Twenty-four hours after Keith’s death, Pete announced that he and the other members of the band had decided to continue with a new drummer.
Kenney Jones won the coveted seat. A former member of The Small Faces and The Faces and a bona fide Mod, he had the history to connect with the band on top of his successful audition during the recording of the Tommy soundtrack.
Also joining this new Who on stage was American keyboardist John "Rabbit" Bundrick and a brass section, all included not just to recreate more of The Who’s extensive catalog live, but also to reduce the band’s volume level that was irritating Pete’s tinnitus from which he’d suffered for the last few years.

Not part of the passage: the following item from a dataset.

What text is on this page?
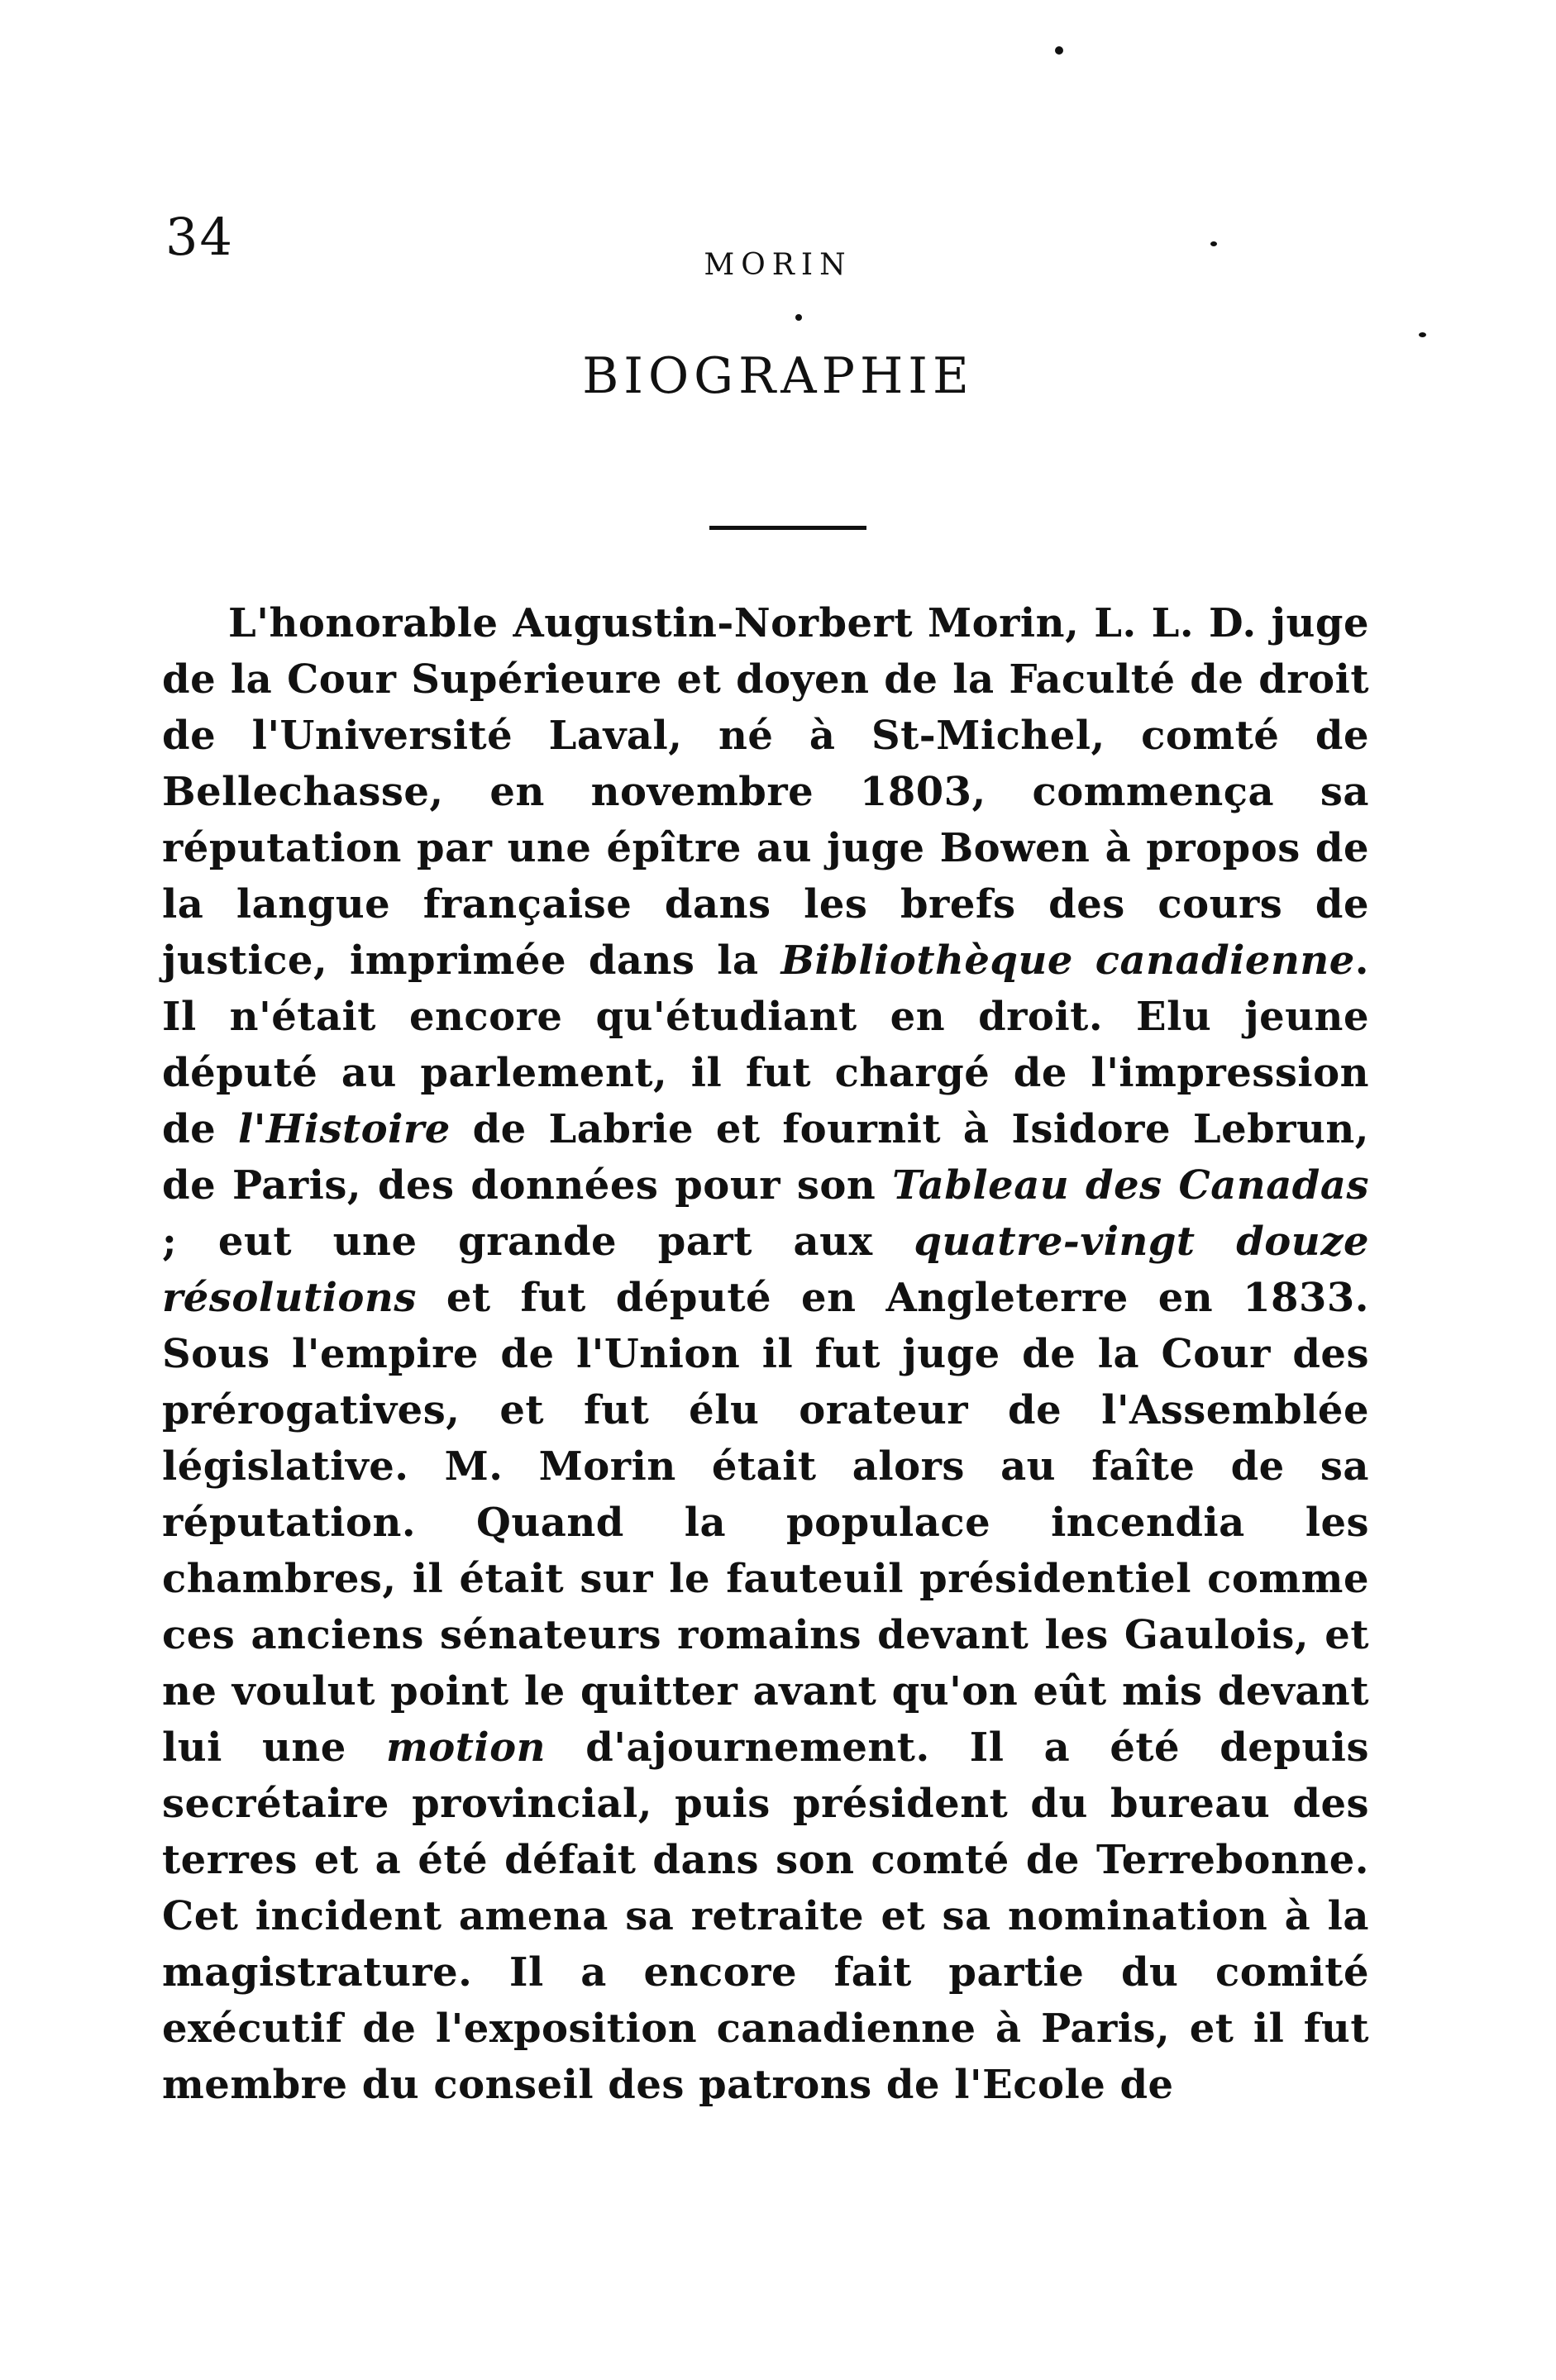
34	MORIN
BIOGRAPHIE

L'honorable Augustin-Norbert Morin, L. L. D. juge de la Cour Supérieure et doyen de la Faculté de droit de l'Université Laval, né à St-Michel, comté de Bellechasse, en novembre 1803, commença sa réputation par une épître au juge Bowen à propos de la langue française dans les brefs des cours de justice, imprimée dans la Bibliothèque canadienne. Il n'était encore qu'étudiant en droit. Elu jeune député au parlement, il fut chargé de l'impression de l'Histoire de Labrie et fournit à Isidore Lebrun, de Paris, des données pour son Tableau des Canadas ; eut une grande part aux quatre-vingt douze résolutions et fut député en Angleterre en 1833. Sous l'empire de l'Union il fut juge de la Cour des prérogatives, et fut élu orateur de l'Assemblée législative. M. Morin était alors au faîte de sa réputation. Quand la populace incendia les chambres, il était sur le fauteuil présidentiel comme ces anciens sénateurs romains devant les Gaulois, et ne voulut point le quitter avant qu'on eût mis devant lui une motion d'ajournement. Il a été depuis secrétaire provincial, puis président du bureau des terres et a été défait dans son comté de Terrebonne. Cet incident amena sa retraite et sa nomination à la magistrature. Il a encore fait partie du comité exécutif de l'exposition canadienne à Paris, et il fut membre du conseil des patrons de l'Ecole de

Ecstatic notices from fans and most critics greeted the new Who at their first performance at the Rainbow Theatre, London May 2. Shortly afterwards The Who premiered two new movies at the Cannes Film Festival, The Kids Are Alright and a dramatization of Quadrophenia. Neither film did well at the box office but garnered good reviews and the latter became a cult movie thanks to a revival of Mod in England.
A five-night stand at Madison Square Garden in September led to a triumphant North American tour starting November 30. However, bad luck struck again December 3 when a crowd shoving into Riverfront Stadium in Cincinnati crushed and suffocated those near the two doors that were open. Eleven fans died and many more were left injured. The Who were not told until after the show and, despite being in shock, the band decided to go on with the tour.